Quand je vivais en Russie on trouvait souvent sur les marchés des vêtements tricotés en poils de chameaux…D’une couleur beige camel (la bien nommée) tout à fait caractéristique. Ils sont d’une chaleur et d’une douceur incomparable. On en trouve en nappe à feutrer chez certains fournisseurs.
N’oublions pas le fameux cashemire
On trouve dans la région de la Mongolie plusieurs variétés de chèvres dont la toison est très prisée également pour sa finesse. Vous connaissez tous le célèbre et dispendieux cachemire. Comme pour les camélidés d’Amérique du Sud, les températures extrêmes qu’affrontent ces animaux ont conduit l’évolution à les doter d’un duvet très fin qui est un excellent isolant thermique. Les poils de ces chèvres étant très fins, il sont souvent filés en plusieurs épaisseurs ce qui explique pouquoi certains cachemire de prix sont vendus avec l’indication, 2 ou 4 fils…

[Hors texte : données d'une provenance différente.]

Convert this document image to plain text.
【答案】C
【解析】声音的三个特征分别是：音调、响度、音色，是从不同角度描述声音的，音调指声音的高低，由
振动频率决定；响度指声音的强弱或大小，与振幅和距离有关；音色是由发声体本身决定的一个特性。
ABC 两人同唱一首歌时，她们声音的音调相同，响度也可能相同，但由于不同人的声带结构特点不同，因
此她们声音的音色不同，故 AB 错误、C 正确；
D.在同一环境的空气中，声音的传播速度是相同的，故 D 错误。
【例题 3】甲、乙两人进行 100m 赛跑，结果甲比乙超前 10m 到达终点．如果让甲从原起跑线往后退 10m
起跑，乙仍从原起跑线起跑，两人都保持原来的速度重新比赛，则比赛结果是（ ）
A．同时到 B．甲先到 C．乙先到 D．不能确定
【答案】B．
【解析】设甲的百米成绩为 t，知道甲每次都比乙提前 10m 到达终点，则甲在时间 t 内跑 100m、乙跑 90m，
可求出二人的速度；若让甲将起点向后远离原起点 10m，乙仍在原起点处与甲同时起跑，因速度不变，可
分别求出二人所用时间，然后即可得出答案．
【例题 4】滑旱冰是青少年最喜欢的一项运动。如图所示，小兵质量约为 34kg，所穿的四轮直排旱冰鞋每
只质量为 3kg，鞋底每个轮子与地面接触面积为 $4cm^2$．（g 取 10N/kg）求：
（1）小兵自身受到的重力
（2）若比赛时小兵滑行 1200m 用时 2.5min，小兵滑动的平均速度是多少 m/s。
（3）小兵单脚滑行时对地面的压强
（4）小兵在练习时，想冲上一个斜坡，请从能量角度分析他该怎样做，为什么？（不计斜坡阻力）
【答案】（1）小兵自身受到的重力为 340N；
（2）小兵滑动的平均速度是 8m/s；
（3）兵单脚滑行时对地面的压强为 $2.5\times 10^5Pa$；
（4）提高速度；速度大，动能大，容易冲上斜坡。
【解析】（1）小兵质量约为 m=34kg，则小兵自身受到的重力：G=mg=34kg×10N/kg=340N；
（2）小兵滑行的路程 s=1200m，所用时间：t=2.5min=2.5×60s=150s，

Ces poils sont récupérés par peignage et non par tonte. Attention toutefois, la demande occidentale pour cette fibre mise à la mode par Coco Chanel a explosé ces dernières années. Si vous songez à acheter un cachemire, méfiez-vous des pulls très doux à l’achat. La douceur est liée au fait que les fibres sont très courtes ce qui signifie que l’on a sélectionné une toison de second choix… Votre pull over sera peu durable.. 10 fois plus légère que la laine de mouton, la laine de ces chèvres a tendance à boulocher à la longue…Ce sont des pulls qu’il faut laver très régulièrement pour permettre au fibres en surplus de s’évacuer.
Et le pashmina me direz-vous ? Qu’est-ce que c’est ? Le pashmina fait référence à une étole et non à une matière. Réalisée souvent à partir d’un mélange de fibres cachemire et soie ou cachemire et viscose pour rendre le tissu doux et fin… Désolée pas j’aurais bien aimé vous dire qu’il s’agissait d’une espèce d’animal tout doux et très rare mais ce n’est pas le cas !
Deux autres races de chèvres sont à connaître cependant si vous vous intéressez aux fibres lainées. D’abord la chèvre angora, qui donne la laine connue sous le nom de mohair… On a tous le souvenir d’un pull en mohair qui nous faisait trouver la journée un peu longue ! Cette laine convient peu aux personnes à la peau sensible.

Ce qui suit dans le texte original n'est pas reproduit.